A segunda etapa do seminário “A Receita Federal para um Brasil mais justo”, realizado em Aracaju, na última sexta-feira (30/4), foi destinada à análise da minuta de LOF (Lei Orgânica do Fisco) entregue pela administração às entidades. 

Para o presidente do Sindifisco Nacional, Pedro Delarue, a minuta traz avanços, mas também erros conceituais e omissões. O sindicalista apontou o erro logo na ementa que anuncia: “Dispõe sobre a organização, as atribuições e o estatuto da Secretaria da Receita Federal do Brasil e dos seus servidores”. Para ele, uma lei orgânica tem sim que dispor sobre os servidores da Receita, mas não pode fazer deles uma tábua rasa. O mais certo, segundo Delarue, seria separar quem é autoridade dentro do órgão.

Em relação ao artigo 3º, inciso III, Delarue defendeu que a função de “planejar, dirigir, supervisionar e executar” o lançamento do crédito tributário – que é um ato específico, individual e exclusivo dos Auditores-Fiscais – deve constar apenas no art. 20, no qual estão elencadas as atribuições do cargo.

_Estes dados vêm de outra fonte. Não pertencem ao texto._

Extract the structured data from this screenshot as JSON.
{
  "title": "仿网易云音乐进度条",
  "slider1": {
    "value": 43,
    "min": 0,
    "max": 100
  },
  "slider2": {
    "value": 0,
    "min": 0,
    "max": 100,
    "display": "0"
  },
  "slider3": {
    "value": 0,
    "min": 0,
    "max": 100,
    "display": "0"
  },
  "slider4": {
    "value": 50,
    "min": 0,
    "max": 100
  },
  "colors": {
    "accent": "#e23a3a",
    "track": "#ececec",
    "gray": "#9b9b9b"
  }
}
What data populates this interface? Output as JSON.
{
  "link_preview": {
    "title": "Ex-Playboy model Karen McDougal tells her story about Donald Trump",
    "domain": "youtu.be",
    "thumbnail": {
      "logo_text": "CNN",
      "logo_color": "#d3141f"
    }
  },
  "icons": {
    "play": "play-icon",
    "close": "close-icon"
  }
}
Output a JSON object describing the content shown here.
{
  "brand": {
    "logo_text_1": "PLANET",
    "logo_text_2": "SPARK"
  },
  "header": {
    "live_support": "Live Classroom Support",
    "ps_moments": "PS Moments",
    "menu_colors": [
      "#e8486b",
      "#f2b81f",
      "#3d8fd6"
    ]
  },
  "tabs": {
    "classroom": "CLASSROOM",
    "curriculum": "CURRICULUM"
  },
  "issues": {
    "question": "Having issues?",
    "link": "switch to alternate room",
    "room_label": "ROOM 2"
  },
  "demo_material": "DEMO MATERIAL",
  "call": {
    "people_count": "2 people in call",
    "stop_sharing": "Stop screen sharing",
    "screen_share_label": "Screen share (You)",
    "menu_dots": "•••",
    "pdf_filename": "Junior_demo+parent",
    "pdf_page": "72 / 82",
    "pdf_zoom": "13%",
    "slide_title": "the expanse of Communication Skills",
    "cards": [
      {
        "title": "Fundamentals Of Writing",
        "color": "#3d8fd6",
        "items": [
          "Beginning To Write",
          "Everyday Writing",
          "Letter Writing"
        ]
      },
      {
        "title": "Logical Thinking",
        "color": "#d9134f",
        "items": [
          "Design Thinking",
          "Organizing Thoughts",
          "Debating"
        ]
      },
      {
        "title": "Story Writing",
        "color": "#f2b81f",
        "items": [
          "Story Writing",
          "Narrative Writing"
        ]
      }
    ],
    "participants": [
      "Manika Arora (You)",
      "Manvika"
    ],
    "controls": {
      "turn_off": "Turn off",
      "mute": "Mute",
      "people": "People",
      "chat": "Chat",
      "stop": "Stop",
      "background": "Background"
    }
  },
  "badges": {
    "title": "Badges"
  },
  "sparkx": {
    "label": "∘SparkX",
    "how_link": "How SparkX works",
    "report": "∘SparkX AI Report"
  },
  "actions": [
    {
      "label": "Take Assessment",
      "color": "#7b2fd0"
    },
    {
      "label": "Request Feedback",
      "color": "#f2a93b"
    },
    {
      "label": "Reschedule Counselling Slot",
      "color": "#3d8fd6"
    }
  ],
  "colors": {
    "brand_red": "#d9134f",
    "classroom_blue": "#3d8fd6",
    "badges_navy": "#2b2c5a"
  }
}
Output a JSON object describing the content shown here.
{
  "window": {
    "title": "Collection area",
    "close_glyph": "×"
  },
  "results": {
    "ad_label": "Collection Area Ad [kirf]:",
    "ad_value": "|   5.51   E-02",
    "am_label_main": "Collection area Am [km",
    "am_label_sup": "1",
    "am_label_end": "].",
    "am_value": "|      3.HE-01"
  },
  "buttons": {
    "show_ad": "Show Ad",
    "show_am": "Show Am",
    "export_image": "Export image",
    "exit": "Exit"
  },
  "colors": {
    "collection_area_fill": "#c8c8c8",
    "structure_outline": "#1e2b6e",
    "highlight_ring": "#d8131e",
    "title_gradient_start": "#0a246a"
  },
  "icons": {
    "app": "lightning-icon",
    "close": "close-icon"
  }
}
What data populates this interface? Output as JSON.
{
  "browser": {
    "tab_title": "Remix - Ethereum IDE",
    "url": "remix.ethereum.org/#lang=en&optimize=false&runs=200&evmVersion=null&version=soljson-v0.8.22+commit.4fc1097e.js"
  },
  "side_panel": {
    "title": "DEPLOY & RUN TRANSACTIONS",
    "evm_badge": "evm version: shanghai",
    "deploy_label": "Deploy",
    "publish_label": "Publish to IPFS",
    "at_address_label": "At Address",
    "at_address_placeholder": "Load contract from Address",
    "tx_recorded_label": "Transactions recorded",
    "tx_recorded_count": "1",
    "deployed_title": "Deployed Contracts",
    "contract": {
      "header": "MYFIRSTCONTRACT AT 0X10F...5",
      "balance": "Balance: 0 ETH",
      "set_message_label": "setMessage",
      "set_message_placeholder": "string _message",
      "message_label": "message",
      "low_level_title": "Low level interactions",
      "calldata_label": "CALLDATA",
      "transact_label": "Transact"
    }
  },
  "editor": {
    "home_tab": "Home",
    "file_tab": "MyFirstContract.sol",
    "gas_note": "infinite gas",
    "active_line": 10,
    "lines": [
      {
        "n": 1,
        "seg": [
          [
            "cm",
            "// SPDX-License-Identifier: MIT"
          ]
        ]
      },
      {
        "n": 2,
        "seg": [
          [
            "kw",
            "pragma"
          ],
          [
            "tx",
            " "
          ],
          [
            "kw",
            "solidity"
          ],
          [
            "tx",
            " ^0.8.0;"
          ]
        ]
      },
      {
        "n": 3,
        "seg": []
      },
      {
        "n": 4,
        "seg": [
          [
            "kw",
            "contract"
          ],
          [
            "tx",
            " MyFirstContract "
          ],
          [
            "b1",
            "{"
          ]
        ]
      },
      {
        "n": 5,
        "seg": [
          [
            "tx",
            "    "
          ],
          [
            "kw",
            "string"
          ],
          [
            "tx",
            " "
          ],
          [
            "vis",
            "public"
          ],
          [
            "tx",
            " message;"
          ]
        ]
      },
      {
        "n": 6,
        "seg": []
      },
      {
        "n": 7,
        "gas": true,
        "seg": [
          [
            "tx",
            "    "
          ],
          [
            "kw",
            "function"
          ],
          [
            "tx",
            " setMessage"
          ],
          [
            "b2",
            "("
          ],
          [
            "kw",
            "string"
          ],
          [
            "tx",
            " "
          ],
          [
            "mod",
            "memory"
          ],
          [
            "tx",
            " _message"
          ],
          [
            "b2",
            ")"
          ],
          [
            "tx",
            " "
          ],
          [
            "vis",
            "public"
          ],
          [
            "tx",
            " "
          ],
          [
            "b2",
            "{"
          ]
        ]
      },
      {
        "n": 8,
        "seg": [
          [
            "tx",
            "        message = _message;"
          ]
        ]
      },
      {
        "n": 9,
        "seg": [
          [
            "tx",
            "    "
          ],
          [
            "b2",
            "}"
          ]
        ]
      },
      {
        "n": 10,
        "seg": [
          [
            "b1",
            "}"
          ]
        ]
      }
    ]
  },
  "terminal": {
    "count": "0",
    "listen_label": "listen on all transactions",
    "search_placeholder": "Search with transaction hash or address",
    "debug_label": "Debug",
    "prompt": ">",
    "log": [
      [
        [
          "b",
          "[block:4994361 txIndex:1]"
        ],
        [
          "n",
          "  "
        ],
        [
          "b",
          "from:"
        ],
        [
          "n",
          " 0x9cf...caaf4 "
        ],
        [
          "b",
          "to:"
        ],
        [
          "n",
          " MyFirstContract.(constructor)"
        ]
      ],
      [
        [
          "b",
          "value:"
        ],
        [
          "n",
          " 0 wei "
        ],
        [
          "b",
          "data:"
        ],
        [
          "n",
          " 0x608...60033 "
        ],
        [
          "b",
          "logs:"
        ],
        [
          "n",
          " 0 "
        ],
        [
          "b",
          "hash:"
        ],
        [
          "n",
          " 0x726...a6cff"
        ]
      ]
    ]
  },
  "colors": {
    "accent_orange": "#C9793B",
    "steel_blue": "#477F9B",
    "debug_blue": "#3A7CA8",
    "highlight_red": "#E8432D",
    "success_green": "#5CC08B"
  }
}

Outro erro, segundo ele, estaria na redação do artigo 6º que diz que o Auditor tem direito à prisão especial ou em sala especial de Estado Maior. “Não tem que haver essa opção de prisão especial, pois essa condição é prevista a todos que têm curso superior. É questão de garantir a vida dos que lidam com contraventores, evitando colocá-los junto com aqueles que contribuíram para prender”. Ele entende que a subtração da conjunção “ou” é primordial. “O texto correto seria ‘direito à prisão especial em sala especial de Estado Maior, à disposição…’”, avaliou.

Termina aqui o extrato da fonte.